05. ONE FOR ALL

It is not enough to share, we must participate. Actively.

We have discovered in the daily exercise of becoming aware of the collective the power of putting the ideas of a few into action for the benefit of many.

And when each does their part for their own development – physical, mental and social – its easy to understand why one swallow doesn’t make a summer.

SPEAKERS

  • COLOMBAN DE
    VARGAS

    Colomban de Vargas is a biologist and a great appreciator of adventures. He chooses his challenges based on the benefit they can bring to science. He participated in an audacious expedition that covered 35 countries to study plankton, where he coordinated a team of researchers who collected more than 40 thousand samples. The topics that he studies go beyond marine life, reaching our climate. Colomban graduated from the University of Geneva and is a master in research at the National Council of Scientific Research at the Roscoff biological station in France.

    Those who believe that the Swiss only produce Swiss army knives, clocks and chocolate are mistaken. They also produced the jewel that is the biologist and adventurer Colomban de Vargos, who, at 40, started traveling through the oceans of the world in a sailboat on the TARA OCEAN expedition, studying protists. Don’t know what they are? Relax, almost no one does. Protists are a fifth category of life after viruses, bacteria, animals and plants. Single-celled miniscule organisms, beautiful when seen, that have been on the earth for more than a billion years, helping, for example, plankton produce 50% of the carbon and oxygen that we breath. “We returned with a giant data bank, with 40 thousand plankton samples and in the next 30 years we are going to have a model of the Earth as a system, a cell, that we can live in symbiosis with.” Amen.

  • JIM
    ROBBINS

    Writer and journalist, Jim Robbins celebrates that fact that he can give himself freely to his curiosity and even be paid for it. He has wandered the world looking for good stories that have become books and texts for the science section of the New York Times, the newspaper that he has collaborated with since 1980. In this space he deals with themes like the environment and the human central nervous system, pointing out internal changes that can become instruments in the transformation of lives and the planet.

    They say that everyone must have a child, write a book and plant a tree before they die. But for the writer and freelance journalist of the New York Times, Jim Robbins, if we just do the last part, we’d already be off to a great start. The author of “The man who planted trees” tells how he became a rooted defender when he observed the devastation of the old growth pine trees on his property in Colorado because of climate change. For him, science still hasn’t studied deep enough about these beings that filer air, stop floods, recover desert areas, purify water, block UV rays and are the basis of medicines as well as decorate the view. Much beyond shade and fresh water. Amen.

  • TONY
    HAYMET

    Tony Haymet dedicates his life to the study of oceans and their implications on the Earth’s climate. He directs the Scripps Institution of Oceanography as the head of the largest network of greenhouse gas monitoring stations. He is vice president of CleanTech San Diego, a non-profit organization that is one of the main producers of clean energy and sustainable practices in the US. The researcher defends the exploration of oceans as if they were a neighboring planet. “We don’t have any idea of what strange forms of life prosper in the depths of the ocean. But we know enough to not want to loose them.”

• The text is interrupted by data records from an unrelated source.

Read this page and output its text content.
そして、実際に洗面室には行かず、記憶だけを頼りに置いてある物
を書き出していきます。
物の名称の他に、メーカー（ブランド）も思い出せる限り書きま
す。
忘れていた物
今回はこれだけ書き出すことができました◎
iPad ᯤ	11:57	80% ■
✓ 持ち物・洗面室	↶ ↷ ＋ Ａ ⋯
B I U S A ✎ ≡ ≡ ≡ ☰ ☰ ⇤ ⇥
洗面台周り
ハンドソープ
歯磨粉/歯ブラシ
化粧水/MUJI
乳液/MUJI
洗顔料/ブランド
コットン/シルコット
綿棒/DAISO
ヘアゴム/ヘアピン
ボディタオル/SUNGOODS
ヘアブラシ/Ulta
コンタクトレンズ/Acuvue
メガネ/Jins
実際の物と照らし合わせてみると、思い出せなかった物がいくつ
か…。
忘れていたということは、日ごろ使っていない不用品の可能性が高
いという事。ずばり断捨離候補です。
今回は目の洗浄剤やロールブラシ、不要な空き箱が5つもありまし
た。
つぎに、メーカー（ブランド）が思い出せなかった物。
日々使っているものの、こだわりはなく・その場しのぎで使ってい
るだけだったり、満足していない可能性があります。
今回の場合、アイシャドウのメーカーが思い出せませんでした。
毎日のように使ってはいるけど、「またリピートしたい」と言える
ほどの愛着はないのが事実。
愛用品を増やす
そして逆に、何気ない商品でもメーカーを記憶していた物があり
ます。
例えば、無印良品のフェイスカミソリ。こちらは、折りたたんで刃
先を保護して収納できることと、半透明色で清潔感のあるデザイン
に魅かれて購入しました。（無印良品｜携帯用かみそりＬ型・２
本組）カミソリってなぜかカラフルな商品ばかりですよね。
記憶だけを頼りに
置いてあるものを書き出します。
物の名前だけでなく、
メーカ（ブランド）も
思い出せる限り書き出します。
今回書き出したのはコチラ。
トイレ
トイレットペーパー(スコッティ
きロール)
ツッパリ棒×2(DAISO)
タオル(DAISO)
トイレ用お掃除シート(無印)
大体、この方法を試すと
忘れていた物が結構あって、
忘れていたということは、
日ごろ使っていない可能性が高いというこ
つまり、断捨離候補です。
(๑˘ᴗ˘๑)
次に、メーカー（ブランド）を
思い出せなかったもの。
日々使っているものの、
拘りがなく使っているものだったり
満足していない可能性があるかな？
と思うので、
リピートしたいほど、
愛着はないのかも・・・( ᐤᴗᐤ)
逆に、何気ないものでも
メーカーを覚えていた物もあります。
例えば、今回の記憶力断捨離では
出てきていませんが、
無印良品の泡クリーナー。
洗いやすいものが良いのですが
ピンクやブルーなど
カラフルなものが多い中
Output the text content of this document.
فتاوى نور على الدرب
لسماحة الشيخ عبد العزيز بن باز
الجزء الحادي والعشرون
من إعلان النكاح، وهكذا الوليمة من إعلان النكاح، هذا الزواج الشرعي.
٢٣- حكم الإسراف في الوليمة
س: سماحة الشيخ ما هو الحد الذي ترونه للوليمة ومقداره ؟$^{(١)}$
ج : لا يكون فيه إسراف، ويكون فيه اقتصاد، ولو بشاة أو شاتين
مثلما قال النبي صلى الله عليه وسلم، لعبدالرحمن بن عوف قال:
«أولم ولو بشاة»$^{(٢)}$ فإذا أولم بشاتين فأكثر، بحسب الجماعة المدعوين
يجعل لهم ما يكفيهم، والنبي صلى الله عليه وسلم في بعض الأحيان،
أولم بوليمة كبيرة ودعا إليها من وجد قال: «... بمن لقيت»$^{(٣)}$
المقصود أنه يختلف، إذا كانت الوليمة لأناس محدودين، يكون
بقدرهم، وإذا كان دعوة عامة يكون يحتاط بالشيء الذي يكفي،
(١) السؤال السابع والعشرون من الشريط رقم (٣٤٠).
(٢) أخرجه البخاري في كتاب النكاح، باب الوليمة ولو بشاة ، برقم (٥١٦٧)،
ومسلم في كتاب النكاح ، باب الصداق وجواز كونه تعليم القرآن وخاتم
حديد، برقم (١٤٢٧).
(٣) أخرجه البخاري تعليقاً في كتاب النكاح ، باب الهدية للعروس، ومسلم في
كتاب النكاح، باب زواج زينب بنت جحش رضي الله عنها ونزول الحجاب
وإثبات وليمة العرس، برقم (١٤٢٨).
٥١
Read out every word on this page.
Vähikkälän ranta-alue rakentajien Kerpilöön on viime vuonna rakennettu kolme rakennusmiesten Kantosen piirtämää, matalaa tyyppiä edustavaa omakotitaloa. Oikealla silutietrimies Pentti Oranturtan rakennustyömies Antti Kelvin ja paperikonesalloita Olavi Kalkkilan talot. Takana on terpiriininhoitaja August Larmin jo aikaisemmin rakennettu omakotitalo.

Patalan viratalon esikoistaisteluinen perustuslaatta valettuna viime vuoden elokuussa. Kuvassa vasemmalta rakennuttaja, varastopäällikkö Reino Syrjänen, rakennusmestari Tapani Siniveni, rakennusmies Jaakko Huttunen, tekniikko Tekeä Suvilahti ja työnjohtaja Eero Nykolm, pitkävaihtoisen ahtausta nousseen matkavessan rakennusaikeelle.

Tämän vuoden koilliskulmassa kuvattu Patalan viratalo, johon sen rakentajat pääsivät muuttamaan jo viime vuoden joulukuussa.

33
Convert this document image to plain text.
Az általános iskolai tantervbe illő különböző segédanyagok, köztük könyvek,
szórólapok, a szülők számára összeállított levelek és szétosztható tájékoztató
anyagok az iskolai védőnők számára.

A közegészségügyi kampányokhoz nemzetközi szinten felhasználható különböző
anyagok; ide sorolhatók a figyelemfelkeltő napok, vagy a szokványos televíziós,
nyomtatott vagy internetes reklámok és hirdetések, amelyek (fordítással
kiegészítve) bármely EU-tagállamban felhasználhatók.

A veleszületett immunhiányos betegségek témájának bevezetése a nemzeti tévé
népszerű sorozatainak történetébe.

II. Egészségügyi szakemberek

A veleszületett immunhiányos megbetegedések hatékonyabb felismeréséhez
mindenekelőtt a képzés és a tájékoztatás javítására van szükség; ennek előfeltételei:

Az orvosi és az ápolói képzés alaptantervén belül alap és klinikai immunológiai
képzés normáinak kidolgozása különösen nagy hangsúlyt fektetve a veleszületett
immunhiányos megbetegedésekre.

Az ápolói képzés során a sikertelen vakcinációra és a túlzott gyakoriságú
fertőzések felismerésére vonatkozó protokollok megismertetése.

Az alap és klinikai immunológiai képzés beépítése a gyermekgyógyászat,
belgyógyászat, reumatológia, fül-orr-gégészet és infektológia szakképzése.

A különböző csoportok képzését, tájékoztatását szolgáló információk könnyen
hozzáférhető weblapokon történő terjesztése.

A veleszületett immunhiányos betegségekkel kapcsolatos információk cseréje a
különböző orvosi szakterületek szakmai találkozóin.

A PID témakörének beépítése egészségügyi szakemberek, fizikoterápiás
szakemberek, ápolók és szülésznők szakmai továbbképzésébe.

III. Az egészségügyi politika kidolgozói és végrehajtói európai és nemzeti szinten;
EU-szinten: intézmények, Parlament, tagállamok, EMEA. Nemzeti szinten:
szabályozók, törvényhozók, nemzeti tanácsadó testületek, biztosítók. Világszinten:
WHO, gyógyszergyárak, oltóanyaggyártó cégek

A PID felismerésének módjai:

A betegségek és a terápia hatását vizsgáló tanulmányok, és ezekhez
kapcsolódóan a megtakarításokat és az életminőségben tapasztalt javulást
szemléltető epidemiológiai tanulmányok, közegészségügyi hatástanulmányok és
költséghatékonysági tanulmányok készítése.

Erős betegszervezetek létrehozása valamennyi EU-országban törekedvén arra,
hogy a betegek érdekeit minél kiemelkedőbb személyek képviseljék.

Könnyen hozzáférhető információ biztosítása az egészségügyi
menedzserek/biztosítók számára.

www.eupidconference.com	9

    The oceanographer and researcher Tony Haymet is a deep man. He is a kind of Yuri Gagarin of the waters, that dreams of solving the mysteries of the ocean floor, which, according to him, is an admirable new world, capable of revealing, even with all of its darkness, an innumerous amount of life forms that are still to be discovered. The first incursion to the depths of the oceans happened in 1960, a little before the Russian spaceship made it to space. Today, the private, non-profit organization that he helped found and that he runs is responsible for the development of a robot that crossed 4km of depth in 2 hours to collect samples of viruses, bacteria and protists. “We have always been inspired by the 78% of water the covers our planet. It belongs to everyone. The oceans are our friends and we need to care for them,” he declares. Amen.

  • JARBAS
    AGNELLI

    Videomaker, director of commercials, musician. This is Jarbas Agnelli, who, in 10 years as head of his agency, AD Studio, has already received awards from Cannes and the Grand Clio, the most prestigious American propaganda award and the first given to non-English entry.

    Jarbas Agneli is a director with various awards on his resumé and passages through great Brazilian agencies, including the one he founded, considered to be a small great company. It is there that Jarbas creates and finalizes commercials, shorts, videos and sound tracks (yes, he is also passionate for music), using animation techniques, like live action 3D, motion design and stop motion for inspiration. He is the father of Gabriel and Nina and of two unforgettable pieces of work: “Birds on the wires”, winner of the Youtube Play Guggenheim festival, chosen from 23 thousand videos from 91 countries and “The City of samba” in partnership with Keith Loitit. Using the tilt shift technique, the pair animated no less than 168 thousand photographs of the Marvelous City during Carnival: love of summer forever…but with a live orchestra and Jarbas at the keyboards, only at TEDxRio+20! Turn up the sound!